PMID: 10997633 [PubMed - indexed for MEDLINE]
J Endocrinol Invest. 2002 Sep;25(
:735-47.
Benzodiazepines and anterior pituitary function.
Arvat E, Giordano R, Grottoli S, Ghigo E.
Department of Internal Medicine, University of Turin, Italy. e.arvat@libero.it
Benzodiazepines (BDZ) are one of the most prescribed classes of drugs because of their marked anxiolytic, anticonvulsant, muscle relaxant and hypnotic effects. The pharmacological actions of BDZ depend on the activation of 2 specific receptors. The central BDZ receptor, present in several areas of the central nervous system (CNS), is a component of the GABA-A receptor, the activation of which increases GABAergic neurotransmission and is followed by remarkable neuroendocrine effects. The peripheral benzodiazepine receptors (PBR), structurally and functionally different from the GABA-A receptor, have been shown in peripheral tissues but also in the CNS, in both neurones and glial cells, and in the pituitary gland. BDZ receptors bind to a family of natural peptides called endozepines, firstly isolated from neurons and glial cells in the brain and then in several peripheral tissues as well.
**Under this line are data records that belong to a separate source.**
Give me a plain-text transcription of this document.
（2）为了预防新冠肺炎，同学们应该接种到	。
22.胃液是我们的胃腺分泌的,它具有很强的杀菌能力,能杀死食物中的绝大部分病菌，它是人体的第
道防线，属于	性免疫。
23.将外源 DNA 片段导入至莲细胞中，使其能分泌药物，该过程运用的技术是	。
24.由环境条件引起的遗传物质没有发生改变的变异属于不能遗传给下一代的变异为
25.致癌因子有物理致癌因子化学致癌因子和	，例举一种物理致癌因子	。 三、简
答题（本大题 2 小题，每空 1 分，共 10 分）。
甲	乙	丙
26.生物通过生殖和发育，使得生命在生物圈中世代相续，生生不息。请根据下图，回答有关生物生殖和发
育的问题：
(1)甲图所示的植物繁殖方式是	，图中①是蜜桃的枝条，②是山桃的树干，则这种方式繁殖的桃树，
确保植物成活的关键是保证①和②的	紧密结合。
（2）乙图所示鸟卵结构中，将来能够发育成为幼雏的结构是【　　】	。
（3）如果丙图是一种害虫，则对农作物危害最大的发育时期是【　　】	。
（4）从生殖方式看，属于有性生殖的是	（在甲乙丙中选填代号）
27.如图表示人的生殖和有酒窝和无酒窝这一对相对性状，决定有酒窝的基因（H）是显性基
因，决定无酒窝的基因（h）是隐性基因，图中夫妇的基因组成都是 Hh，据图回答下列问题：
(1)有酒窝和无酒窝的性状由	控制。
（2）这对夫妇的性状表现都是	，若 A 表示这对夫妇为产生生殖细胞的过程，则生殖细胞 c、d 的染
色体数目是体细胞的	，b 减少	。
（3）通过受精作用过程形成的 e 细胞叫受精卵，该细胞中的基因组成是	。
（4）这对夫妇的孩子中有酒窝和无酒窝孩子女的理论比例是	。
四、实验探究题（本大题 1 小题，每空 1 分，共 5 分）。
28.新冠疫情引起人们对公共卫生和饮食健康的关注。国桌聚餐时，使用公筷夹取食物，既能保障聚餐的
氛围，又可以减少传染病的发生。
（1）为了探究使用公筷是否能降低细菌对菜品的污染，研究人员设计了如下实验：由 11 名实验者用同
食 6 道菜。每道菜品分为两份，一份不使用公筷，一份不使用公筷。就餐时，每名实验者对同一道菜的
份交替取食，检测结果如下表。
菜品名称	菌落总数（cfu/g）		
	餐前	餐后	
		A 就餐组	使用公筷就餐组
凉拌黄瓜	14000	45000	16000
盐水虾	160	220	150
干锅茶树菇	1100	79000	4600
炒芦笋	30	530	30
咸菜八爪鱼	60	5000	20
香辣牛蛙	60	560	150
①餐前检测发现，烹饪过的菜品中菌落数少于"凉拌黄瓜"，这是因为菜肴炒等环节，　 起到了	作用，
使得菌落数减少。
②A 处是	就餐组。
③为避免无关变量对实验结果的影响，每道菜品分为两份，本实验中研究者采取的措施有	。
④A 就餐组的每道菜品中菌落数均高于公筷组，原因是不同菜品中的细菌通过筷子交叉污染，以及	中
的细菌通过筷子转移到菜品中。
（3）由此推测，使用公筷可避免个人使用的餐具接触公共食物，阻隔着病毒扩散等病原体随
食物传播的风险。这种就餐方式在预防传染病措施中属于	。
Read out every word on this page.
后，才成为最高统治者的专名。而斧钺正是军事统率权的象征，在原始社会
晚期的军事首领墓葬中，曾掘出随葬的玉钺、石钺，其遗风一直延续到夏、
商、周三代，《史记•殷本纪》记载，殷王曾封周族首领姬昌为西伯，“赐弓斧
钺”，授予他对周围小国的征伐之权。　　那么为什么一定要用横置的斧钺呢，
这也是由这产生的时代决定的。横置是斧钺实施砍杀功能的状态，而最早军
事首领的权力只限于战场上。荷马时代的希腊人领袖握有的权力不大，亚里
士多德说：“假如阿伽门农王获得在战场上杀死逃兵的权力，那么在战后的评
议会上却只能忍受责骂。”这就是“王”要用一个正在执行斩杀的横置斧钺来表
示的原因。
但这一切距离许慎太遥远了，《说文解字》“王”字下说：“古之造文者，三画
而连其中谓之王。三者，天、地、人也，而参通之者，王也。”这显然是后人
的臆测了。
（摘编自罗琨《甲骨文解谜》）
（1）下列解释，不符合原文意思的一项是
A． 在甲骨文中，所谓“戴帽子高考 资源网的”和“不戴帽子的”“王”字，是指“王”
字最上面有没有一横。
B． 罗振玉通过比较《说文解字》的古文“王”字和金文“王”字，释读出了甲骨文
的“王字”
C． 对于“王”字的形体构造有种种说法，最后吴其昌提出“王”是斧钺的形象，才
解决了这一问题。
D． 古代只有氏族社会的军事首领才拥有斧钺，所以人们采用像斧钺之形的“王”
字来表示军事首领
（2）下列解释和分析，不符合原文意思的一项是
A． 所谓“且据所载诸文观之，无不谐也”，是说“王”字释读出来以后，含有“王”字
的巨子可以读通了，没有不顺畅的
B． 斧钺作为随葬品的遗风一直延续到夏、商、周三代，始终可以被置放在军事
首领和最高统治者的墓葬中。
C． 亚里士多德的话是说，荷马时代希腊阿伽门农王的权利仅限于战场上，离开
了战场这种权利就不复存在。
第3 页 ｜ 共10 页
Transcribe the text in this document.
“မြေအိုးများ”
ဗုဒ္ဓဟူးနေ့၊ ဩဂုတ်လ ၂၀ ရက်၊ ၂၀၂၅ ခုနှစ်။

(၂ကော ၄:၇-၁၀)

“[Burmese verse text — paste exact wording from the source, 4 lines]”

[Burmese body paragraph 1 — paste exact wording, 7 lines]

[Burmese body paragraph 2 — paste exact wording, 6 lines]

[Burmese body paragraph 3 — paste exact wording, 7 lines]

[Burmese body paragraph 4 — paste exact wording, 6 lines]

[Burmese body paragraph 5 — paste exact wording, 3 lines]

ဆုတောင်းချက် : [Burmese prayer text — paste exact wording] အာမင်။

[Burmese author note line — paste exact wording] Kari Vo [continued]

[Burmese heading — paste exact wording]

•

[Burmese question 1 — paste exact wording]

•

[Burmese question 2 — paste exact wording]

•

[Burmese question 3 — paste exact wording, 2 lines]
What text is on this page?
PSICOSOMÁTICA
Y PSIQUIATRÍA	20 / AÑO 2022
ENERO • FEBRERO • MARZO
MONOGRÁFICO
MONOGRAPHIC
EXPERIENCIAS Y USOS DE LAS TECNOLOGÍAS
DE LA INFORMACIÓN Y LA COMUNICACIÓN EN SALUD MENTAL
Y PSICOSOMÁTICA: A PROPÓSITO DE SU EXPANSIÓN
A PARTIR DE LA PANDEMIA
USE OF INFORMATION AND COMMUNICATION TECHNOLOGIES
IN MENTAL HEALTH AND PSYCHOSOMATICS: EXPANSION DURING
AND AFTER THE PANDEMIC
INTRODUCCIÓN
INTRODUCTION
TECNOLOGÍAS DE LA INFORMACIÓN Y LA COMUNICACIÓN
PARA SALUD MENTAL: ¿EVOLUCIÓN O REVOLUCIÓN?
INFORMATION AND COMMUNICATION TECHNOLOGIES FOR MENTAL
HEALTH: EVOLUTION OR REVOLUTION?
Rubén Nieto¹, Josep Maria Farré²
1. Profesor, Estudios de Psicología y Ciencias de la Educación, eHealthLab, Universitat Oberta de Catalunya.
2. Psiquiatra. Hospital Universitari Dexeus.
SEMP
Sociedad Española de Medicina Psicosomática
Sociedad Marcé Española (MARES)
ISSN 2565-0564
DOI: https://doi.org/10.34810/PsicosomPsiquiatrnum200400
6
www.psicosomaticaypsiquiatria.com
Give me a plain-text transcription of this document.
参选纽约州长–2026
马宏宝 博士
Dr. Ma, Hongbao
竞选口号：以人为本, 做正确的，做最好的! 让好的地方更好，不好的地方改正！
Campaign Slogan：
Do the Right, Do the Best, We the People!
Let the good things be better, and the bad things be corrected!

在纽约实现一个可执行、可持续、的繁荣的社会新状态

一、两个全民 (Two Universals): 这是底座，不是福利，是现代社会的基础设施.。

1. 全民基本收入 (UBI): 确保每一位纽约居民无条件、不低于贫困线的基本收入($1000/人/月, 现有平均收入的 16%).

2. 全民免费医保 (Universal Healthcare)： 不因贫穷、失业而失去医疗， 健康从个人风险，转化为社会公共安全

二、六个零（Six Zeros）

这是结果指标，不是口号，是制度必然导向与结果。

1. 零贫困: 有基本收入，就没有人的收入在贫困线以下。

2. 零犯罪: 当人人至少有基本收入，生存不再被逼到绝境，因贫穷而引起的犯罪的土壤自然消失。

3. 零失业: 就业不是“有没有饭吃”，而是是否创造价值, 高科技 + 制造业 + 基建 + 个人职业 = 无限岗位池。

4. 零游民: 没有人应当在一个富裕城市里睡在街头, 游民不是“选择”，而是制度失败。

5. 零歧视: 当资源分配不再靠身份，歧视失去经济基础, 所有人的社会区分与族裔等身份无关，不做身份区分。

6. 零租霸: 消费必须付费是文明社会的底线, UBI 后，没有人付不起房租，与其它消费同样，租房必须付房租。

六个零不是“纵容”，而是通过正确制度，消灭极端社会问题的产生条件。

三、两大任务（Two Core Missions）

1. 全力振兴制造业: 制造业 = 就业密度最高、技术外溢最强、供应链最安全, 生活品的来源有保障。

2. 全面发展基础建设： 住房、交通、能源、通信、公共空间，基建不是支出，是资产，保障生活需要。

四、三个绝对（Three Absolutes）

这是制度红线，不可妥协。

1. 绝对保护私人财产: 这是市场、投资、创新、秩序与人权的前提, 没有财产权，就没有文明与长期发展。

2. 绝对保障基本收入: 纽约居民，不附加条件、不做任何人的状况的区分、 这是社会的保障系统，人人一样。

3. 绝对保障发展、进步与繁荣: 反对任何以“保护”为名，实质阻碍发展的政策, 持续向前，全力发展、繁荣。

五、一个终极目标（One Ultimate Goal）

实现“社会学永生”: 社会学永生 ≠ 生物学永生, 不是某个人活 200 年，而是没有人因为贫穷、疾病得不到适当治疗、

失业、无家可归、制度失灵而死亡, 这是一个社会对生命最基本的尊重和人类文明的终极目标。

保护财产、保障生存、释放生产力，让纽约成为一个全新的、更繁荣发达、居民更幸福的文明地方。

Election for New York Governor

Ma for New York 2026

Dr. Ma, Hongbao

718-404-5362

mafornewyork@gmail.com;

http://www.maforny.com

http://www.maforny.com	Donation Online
Endozepines modulate several central and peripheral biological activities, including some neuroendocrine functions and synthetic BDZ are likely to mimic them, at least partially. BZD, especially alprazolam (AL), possess a clear inhibitory influence on the activity of the HPA axis in both animals and humans. This effect seems to be mediated at the hypothalamic and/or suprahypothalamic level via suppression of CRH. The strong negative influence of AL on hypothalamicpituitary-adrenal (HPA) axis agrees with its peculiar efficacy in the treatment of panic disorders and depression. BZD have also been shown to increase GH secretion via mechanisms mediated at the hypothalamic or supra-hypothalamic level, though a pituitary action cannot be ruled out. Besides the impact on HPA and somatotrope function, BDZ also significantly affect the secretion of other pituitary hormones, such as gonadotropins and PRL, probably acting through GABAergic mediation in the hypothalamus and/or in the pituitary gland. In all, BDZ are likely to represent a useful tool to investigate GABAergic activity and clarify its role in the neuroendocrine control of anterior pituitary function; their usefulness probably overrides what had been supposed before.
PMID: 12240908 [PubMed - indexed for MEDLINE]
MY COMMENTS:
some benzos have this property, namely valium and xanax and seem to exert this effect via CRF antagonism in the hypothalamus which exerts its effects on the anterior hypophysis/adrenal medulla.
they should reduce cortisol levels, however benzos are not the best option for long term sleep aids as you know. Does the trazadone not do enough for you?